The Risk Manager, Winter 2012
Case I: In Minneapolis a mother discovered her daughter drawing on paper given to her at school which contained on the back detailed medical information about a woman. It was soon learned that a paralegal working at a Minneapolis law firm had, rather than destroying old documents, donated them to the daughter’s school. Needless to say the woman whose confidentiality was breached is upset and the law firm has a serious problem with her and other clients whose confidential information was revealed.
Case II:The Baltimore Sun recently reported this careless handling of electronic files:
A Baltimore law firm lost a portable hard drive containing information about its cases, including medical records for 161 stent patients suing [a] cardiologist … a firm client, for alleged malpractice ….
The drive was lost Aug. 4 by an employee of Baxter, Baker, Sidle, Conn & Jones who was traveling on the Baltimore light rail, according to a letter obtained by The Baltimore Sun that was sent to one of the stent patients last week — two months after the drive went missing.
The storage device held a complete back-up copy of the firm's data, including medical records related to the stent malpractice claims, along with patient names, addresses, dates of birth, social security numbers and insurance information.
It was taken home nightly as a security precaution in case of fire or flood, a firm spokesman said, though the portable information was not encrypted — among the most stringent security precautions that is standard practice for health professionals dealing with medical records. (emphasis added)
In Case I obviously the paralegal made a serious mistake, but so must have the firm’s management in not assuring that the paralegal knew client confidentiality requirements and file destruction procedures. In addition to meeting your professional responsibility to train paralegals (see SCR 3.130(5.3), Responsibilities Regarding Nonlawyer Assistants), be sure your firm has written file management and destruction procedures. For file destruction we recommend that:
- At the conclusion of a matter assign the file a closed file index number.
- Check for outstanding fees and proper client trust account documentation.
- Return client property such as original documents being sure to copy any returned documents necessary for the firm to have a complete file.
- Strip the file of duplicate documents, etc. – do not remove work product such as drafts, phone messages, or research notes.
- Send a closing letter to the client.
- Assign a file destruction date and calendar it in the office closed file index.
- At the time a file is calendared for destruction notify the client by certified mail. Advise that in the absence of instructions to the contrary the file will be destroyed after the date indicated in the notice.
- If the client cannot be located, files may be destroyed in the lawyer’s sound discretion. KBA E-300, however, advises that these files should be destroyed only if they contain no important papers.
- In destroying files client confidentiality must be preserved. Firms in states with paper recycling laws failing to shred documents or disposing of files in clear plastic bags have had problems. Literal destruction of the file is recommended – shred or burn.
In Case II it is ironic that in an effort to safeguard client information the firm managed to expose itself to a major breach. It is worse than ironic that the firm would not think to encrypt the data on such an important electronic file that was routinely carried out of the office. In our Spring 2011 Newsletter we offered this checklist from the article Serious About Confidentiality (The National Law Journal, October 18, 2010) by Michael Downey of Hinshaw and Culbertson:
- Adopt clear policies and educate all personnel about the proper use and disclosure of client confidences, including to the media and on the Internet, and the consequences of noncompliance.

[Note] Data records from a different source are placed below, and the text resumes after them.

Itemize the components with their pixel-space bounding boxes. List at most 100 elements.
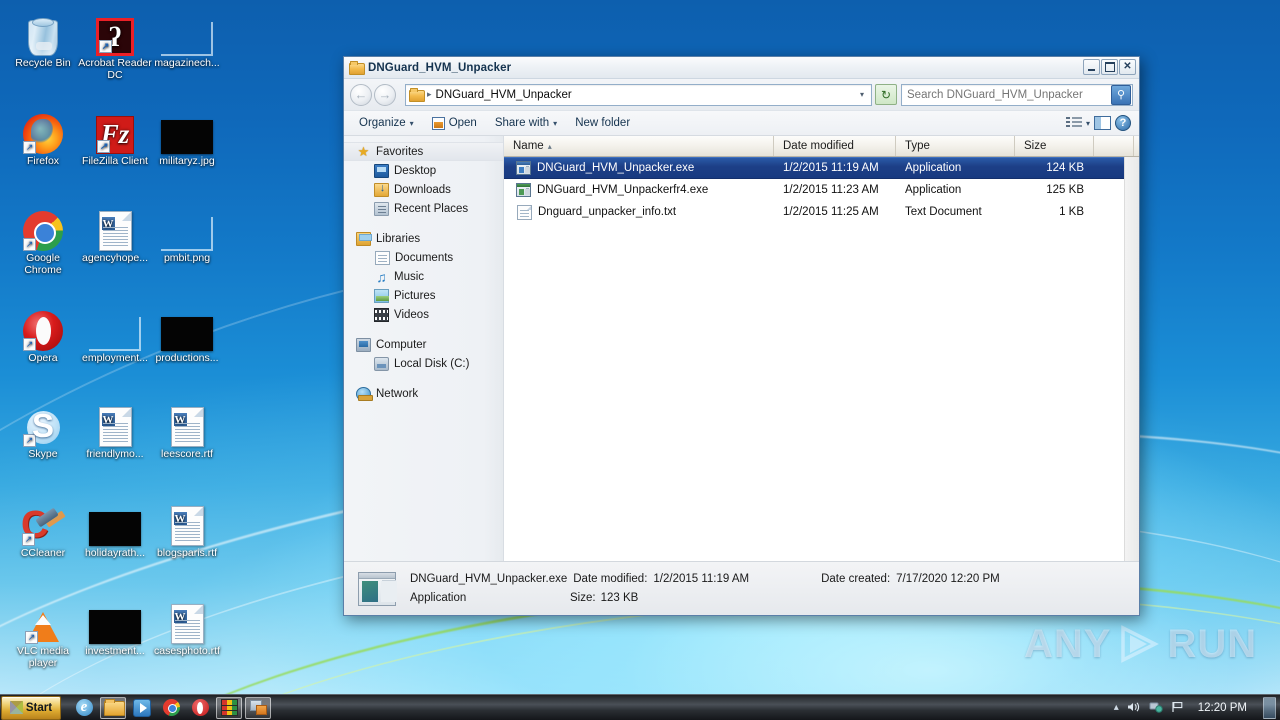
action-center-flag-icon[interactable] (1171, 701, 1184, 715)
details-date-modified-value: 1/2/2015 11:19 AM (653, 572, 750, 585)
taskbar-button-network-app[interactable] (245, 696, 271, 719)
new-folder-button[interactable]: New folder (566, 113, 639, 134)
column-headers: Name ▴ Date modified Type Size (504, 136, 1139, 157)
file-name-cell[interactable]: DNGuard_HVM_Unpackerfr4.exe (504, 183, 774, 197)
doc-icon: W (170, 506, 204, 546)
share-with-button[interactable]: Share with ▾ (486, 113, 566, 134)
search-icon[interactable]: ⚲ (1111, 84, 1131, 105)
help-icon[interactable]: ? (1115, 115, 1131, 131)
desktop-icon-investment[interactable]: investment... (78, 598, 152, 658)
taskbar-button-windows-explorer[interactable] (100, 696, 126, 719)
sidebar-item-computer[interactable]: Computer (344, 335, 503, 354)
desktop-icon-casesphoto-rtf[interactable]: Wcasesphoto.rtf (150, 598, 224, 658)
sidebar-item-pictures[interactable]: Pictures (344, 286, 503, 305)
sidebar-item-network[interactable]: Network (344, 384, 503, 403)
explorer-window[interactable]: DNGuard_HVM_Unpacker ✕ ← → ▸ DNGuard_HVM… (343, 56, 1140, 616)
chevron-down-icon[interactable]: ▾ (1086, 119, 1090, 128)
sidebar-item-videos[interactable]: Videos (344, 305, 503, 324)
desktop-icon-opera[interactable]: ↗ Opera (6, 305, 80, 365)
network-app-icon (249, 700, 267, 715)
desktop-icon-magazinech[interactable]: magazinech... (150, 10, 224, 70)
desktop-icon-google-chrome[interactable]: ↗ Google Chrome (6, 205, 80, 276)
taskbar-clock[interactable]: 12:20 PM (1192, 702, 1253, 714)
column-header-label: Date modified (783, 140, 854, 152)
desktop-icon-productions[interactable]: productions... (150, 305, 224, 365)
view-mode-icon[interactable] (1065, 116, 1082, 130)
sidebar-item-downloads[interactable]: Downloads (344, 180, 503, 199)
navpane-spacer (344, 218, 503, 229)
desktop-icon-blogsparis-rtf[interactable]: Wblogsparis.rtf (150, 500, 224, 560)
desktop-icon-employment[interactable]: employment... (78, 305, 152, 365)
maximize-button[interactable] (1101, 59, 1118, 75)
file-name-cell[interactable]: Dnguard_unpacker_info.txt (504, 204, 774, 220)
table-row[interactable]: Dnguard_unpacker_info.txt 1/2/2015 11:25 … (504, 201, 1139, 223)
taskbar-button-opera[interactable] (187, 697, 213, 719)
desktop-icon-acrobat-reader-dc[interactable]: ʔ ↗ Acrobat Reader DC (78, 10, 152, 81)
desktop-icon-label: Skype (28, 448, 58, 460)
open-button[interactable]: Open (423, 113, 486, 134)
column-header-size[interactable]: Size (1015, 136, 1094, 156)
address-bar[interactable]: ▸ DNGuard_HVM_Unpacker ▾ (405, 83, 872, 106)
close-button[interactable]: ✕ (1119, 59, 1136, 75)
desktop-icon-agencyhope[interactable]: Wagencyhope... (78, 205, 152, 265)
minimize-button[interactable] (1083, 59, 1100, 75)
chevron-down-icon[interactable]: ▾ (856, 90, 868, 99)
desktop-icon-vlc-media-player[interactable]: ↗ VLC media player (6, 598, 80, 669)
taskbar-button-internet-explorer[interactable] (71, 697, 97, 719)
column-header-blank[interactable] (1094, 136, 1134, 156)
blackthumb-icon (161, 317, 213, 351)
back-button[interactable]: ← (350, 83, 372, 106)
desktop-icon-leescore-rtf[interactable]: Wleescore.rtf (150, 401, 224, 461)
file-list-pane[interactable]: Name ▴ Date modified Type Size DNGuard_HVM_U… (504, 136, 1139, 561)
taskbar-button-rubik-app[interactable] (216, 696, 242, 719)
desktop-icon-friendlymo[interactable]: Wfriendlymo... (78, 401, 152, 461)
organize-button[interactable]: Organize ▾ (350, 113, 423, 134)
sidebar-item-recent-places[interactable]: Recent Places (344, 199, 503, 218)
sidebar-item-documents[interactable]: Documents (344, 248, 503, 267)
desktop-icon-label: VLC media player (17, 645, 69, 669)
table-row[interactable]: DNGuard_HVM_Unpacker.exe 1/2/2015 11:19 A… (504, 157, 1139, 179)
column-header-date-modified[interactable]: Date modified (774, 136, 896, 156)
desktop-icon-firefox[interactable]: ↗ Firefox (6, 108, 80, 168)
desktop-icon-label: casesphoto.rtf (154, 645, 220, 657)
show-hidden-icons-icon[interactable]: ▴ (1114, 702, 1119, 713)
taskbar-button-google-chrome[interactable] (158, 697, 184, 719)
taskbar-button-windows-media-player[interactable] (129, 697, 155, 719)
details-size-label: Size: (570, 591, 596, 604)
sidebar-item-libraries[interactable]: Libraries (344, 229, 503, 248)
desktop-icon-filezilla-client[interactable]: Fz ↗ FileZilla Client (78, 108, 152, 168)
sidebar-item-desktop[interactable]: Desktop (344, 161, 503, 180)
desktop-icon-pmbit-png[interactable]: pmbit.png (150, 205, 224, 265)
refresh-button[interactable]: ↻ (875, 84, 897, 105)
column-header-type[interactable]: Type (896, 136, 1015, 156)
table-row[interactable]: DNGuard_HVM_Unpackerfr4.exe 1/2/2015 11:2… (504, 179, 1139, 201)
preview-pane-icon[interactable] (1094, 116, 1111, 130)
start-button[interactable]: Start (1, 695, 61, 720)
desktop-icon-label: CCleaner (20, 547, 66, 559)
desktop-icon-skype[interactable]: ↗Skype (6, 401, 80, 461)
search-box[interactable]: ⚲ (901, 83, 1133, 106)
window-title-bar[interactable]: DNGuard_HVM_Unpacker ✕ (344, 57, 1139, 79)
toolbar-right-group: ▾ ? (1065, 115, 1133, 131)
libraries-icon (356, 231, 372, 246)
desktop-icon-recycle-bin[interactable]: Recycle Bin (6, 10, 80, 70)
sidebar-item-favorites[interactable]: ★ Favorites (344, 142, 503, 161)
desktop-icon-ccleaner[interactable]: ↗CCleaner (6, 500, 80, 560)
sidebar-item-music[interactable]: ♫ Music (344, 267, 503, 286)
network-tray-icon[interactable] (1149, 701, 1163, 715)
show-desktop-button[interactable] (1263, 696, 1276, 719)
sidebar-item-local-disk-c[interactable]: Local Disk (C:) (344, 354, 503, 373)
column-header-label: Size (1024, 140, 1047, 152)
file-rows[interactable]: DNGuard_HVM_Unpacker.exe 1/2/2015 11:19 A… (504, 157, 1139, 561)
desktop-icon-militaryz-jpg[interactable]: militaryz.jpg (150, 108, 224, 168)
breadcrumb[interactable]: DNGuard_HVM_Unpacker (436, 89, 572, 101)
forward-button[interactable]: → (374, 83, 396, 106)
column-header-name[interactable]: Name ▴ (504, 136, 774, 156)
windows-media-player-icon (133, 698, 151, 717)
search-input[interactable] (902, 85, 1111, 104)
details-pane: DNGuard_HVM_Unpacker.exe Date modified: … (344, 561, 1139, 615)
vertical-scrollbar[interactable] (1124, 157, 1139, 561)
volume-icon[interactable] (1127, 701, 1141, 715)
desktop-icon-holidayrath[interactable]: holidayrath... (78, 500, 152, 560)
file-name-cell[interactable]: DNGuard_HVM_Unpacker.exe (504, 161, 774, 175)
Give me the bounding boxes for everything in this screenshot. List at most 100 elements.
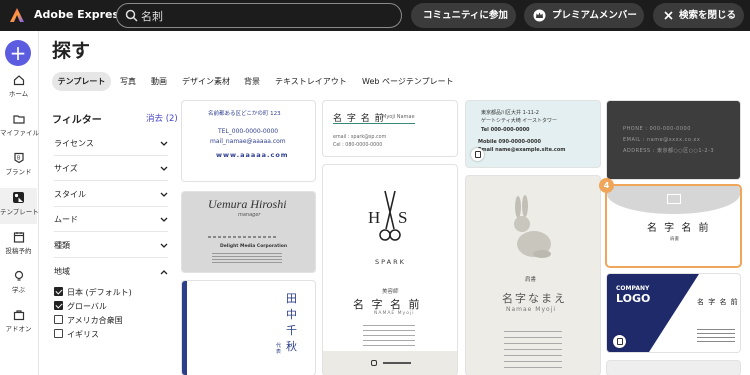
- template-card[interactable]: [607, 361, 740, 375]
- card-text: Uemura Hiroshi: [208, 197, 287, 211]
- calendar-icon: [13, 232, 24, 243]
- region-option-japan[interactable]: 日本 (デフォルト): [54, 287, 132, 298]
- card-detail-lines: [208, 236, 278, 238]
- card-text: manager: [238, 212, 261, 218]
- scissors-logo-icon: H S: [368, 190, 407, 241]
- tab-design-assets[interactable]: デザイン素材: [182, 72, 230, 91]
- card-text: Delight Media Corporation: [220, 244, 288, 249]
- card-text: mail_namae@aaaaa.com: [210, 138, 286, 145]
- option-label: 日本 (デフォルト): [67, 288, 132, 297]
- sidebar-item-label: ブランド: [5, 168, 32, 176]
- create-new-button[interactable]: +: [5, 40, 31, 66]
- sidebar-item-addons[interactable]: アドオン: [0, 309, 37, 333]
- checkbox[interactable]: [54, 315, 63, 324]
- filter-mood[interactable]: ムード: [54, 208, 168, 232]
- tab-templates[interactable]: テンプレート: [52, 72, 111, 91]
- card-text: 名 字 名 前: [353, 298, 422, 311]
- checkbox[interactable]: [54, 301, 63, 310]
- brand-icon: B: [13, 152, 24, 164]
- card-text: Tel 000-000-0000: [481, 127, 530, 133]
- svg-text:B: B: [17, 156, 21, 162]
- region-option-usa[interactable]: アメリカ合衆国: [54, 315, 123, 326]
- close-search-button[interactable]: 検索を閉じる: [653, 3, 744, 28]
- tab-photos[interactable]: 写真: [120, 72, 136, 91]
- copy-template-button[interactable]: [613, 335, 626, 348]
- sidebar-item-my-files[interactable]: マイファイル: [0, 113, 39, 137]
- card-text: www.aaaaa.com: [216, 151, 289, 159]
- template-card[interactable]: PHONE : 000-000-0000 EMAIL : name@xxxx.c…: [607, 101, 740, 179]
- top-bar: Adobe Express コミュニティに参加 プレミアムメンバー 検索を閉じる: [0, 0, 750, 31]
- sidebar-item-templates[interactable]: テンプレート: [0, 188, 39, 224]
- search-input[interactable]: [141, 7, 391, 24]
- tab-backgrounds[interactable]: 背景: [244, 72, 260, 91]
- card-text: 名字なまえ: [502, 292, 567, 305]
- template-card[interactable]: 名 字 名 前 Myoji Namae email : spark@sp.com…: [323, 101, 457, 156]
- sidebar-item-brand[interactable]: B ブランド: [0, 152, 37, 176]
- template-card[interactable]: 東京都品川区大井 1-11-2 ゲートシティ大崎 イーストタワー Tel 000…: [466, 101, 600, 167]
- template-card-selected[interactable]: 名 字 名 前 肩書: [607, 186, 740, 266]
- community-label: コミュニティに参加: [423, 10, 508, 21]
- clear-filters-link[interactable]: 消去 (2): [146, 112, 178, 124]
- filter-label: スタイル: [54, 190, 86, 199]
- card-text: LOGO: [616, 292, 651, 305]
- card-text: 肩書: [670, 237, 679, 242]
- filter-type[interactable]: 種類: [54, 234, 168, 258]
- community-button[interactable]: コミュニティに参加: [411, 3, 516, 28]
- sidebar-item-label: マイファイル: [0, 129, 39, 137]
- filter-label: サイズ: [54, 164, 78, 173]
- template-card[interactable]: 肩書 名字なまえ Namae Myoji: [466, 176, 600, 375]
- card-text: 名前都ある区どこかの町 123: [208, 111, 281, 117]
- template-card[interactable]: 田中千秋 代表: [182, 281, 315, 375]
- sidebar-item-home[interactable]: ホーム: [0, 74, 37, 98]
- card-detail-lines: [363, 322, 415, 346]
- card-text: Myoji Namae: [382, 114, 415, 120]
- filter-style[interactable]: スタイル: [54, 183, 168, 207]
- card-text: SPARK: [375, 258, 406, 266]
- close-icon: [664, 11, 673, 20]
- tab-web-pages[interactable]: Web ページテンプレート: [362, 72, 454, 91]
- search-bar[interactable]: [116, 3, 402, 28]
- instagram-icon: [371, 360, 377, 366]
- sidebar-item-label: ホーム: [8, 90, 29, 98]
- card-detail-lines: [212, 253, 282, 263]
- lightbulb-icon: [14, 270, 23, 281]
- sidebar-item-label: アドオン: [5, 325, 32, 333]
- card-text: ADDRESS : 東京都○○区○○1-2-3: [623, 148, 715, 154]
- chevron-down-icon: [160, 192, 168, 197]
- chevron-down-icon: [160, 217, 168, 222]
- filter-license[interactable]: ライセンス: [54, 132, 168, 156]
- checkbox[interactable]: [54, 287, 63, 296]
- filter-label: 種類: [54, 241, 70, 250]
- selection-count-badge: 4: [599, 178, 614, 193]
- card-text: TEL_000-0000-0000: [218, 128, 279, 135]
- card-text: 美容師: [382, 289, 399, 295]
- folder-icon: [12, 115, 25, 124]
- filter-size[interactable]: サイズ: [54, 157, 168, 181]
- sidebar-item-schedule[interactable]: 投稿予約: [0, 231, 37, 255]
- sidebar-item-label: 投稿予約: [5, 247, 32, 255]
- card-text: Cel : 080-0000-0000: [333, 143, 383, 148]
- template-card[interactable]: 名前都ある区どこかの町 123 TEL_000-0000-0000 mail_n…: [182, 101, 315, 181]
- template-card[interactable]: H S SPARK 美容師 名 字 名 前 NAMAE Myoji: [323, 165, 457, 375]
- chevron-down-icon: [160, 141, 168, 146]
- filter-region[interactable]: 地域: [54, 260, 168, 284]
- sidebar-item-learn[interactable]: 学ぶ: [0, 270, 37, 294]
- page-title: 探す: [52, 40, 91, 62]
- region-option-uk[interactable]: イギリス: [54, 329, 99, 340]
- premium-button[interactable]: プレミアムメンバー: [524, 3, 644, 28]
- card-logo-mark: [667, 194, 681, 204]
- tab-text-layouts[interactable]: テキストレイアウト: [275, 72, 347, 91]
- adobe-express-logo-icon[interactable]: [9, 7, 25, 23]
- sidebar-item-label: 学ぶ: [12, 286, 25, 294]
- filter-label: 地域: [54, 267, 70, 276]
- chevron-down-icon: [160, 166, 168, 171]
- search-icon: [125, 9, 138, 22]
- option-label: アメリカ合衆国: [67, 316, 123, 325]
- template-card[interactable]: COMPANY LOGO 名 字 名 前: [607, 274, 740, 352]
- card-text: COMPANY: [616, 285, 650, 292]
- template-card[interactable]: Uemura Hiroshi manager Delight Media Cor…: [182, 192, 315, 272]
- checkbox[interactable]: [54, 329, 63, 338]
- region-option-global[interactable]: グローバル: [54, 301, 107, 312]
- tab-videos[interactable]: 動画: [151, 72, 167, 91]
- copy-template-button[interactable]: [471, 148, 484, 161]
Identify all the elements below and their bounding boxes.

- Purchase travel laptop computers and flash drives protected by full disk encryption, and insist that lawyers and staff use such protected devices when they travel with client-related or other sensitive information.
- Ensure that all computer systems, scanner/copiers and smart phones that can send and receive data have password protections activated.
- Ensure that people who have access to firm facilities and information can pass reasonable background checks and agree in writing to preserve confidences.
- Keep the most sensitive information off the Internet, or at least secured on document-management systems.
- Provide for secure disposal of confidential information at each workstation, as well as at copiers, printers and the like, and also for secure disposal of any computers (home or office) or data-storage devices that might contain firm-related information.
- Assess whether the firm should purchase additional insurance or equipment to protect against data disclosure.
- Plan now how the firm will respond to any disclosure that may occur, including how notice will be given to regulators, affected clients and the public, and what actions the firm will take to re-establish protection and sanction anyone who caused the disclosure.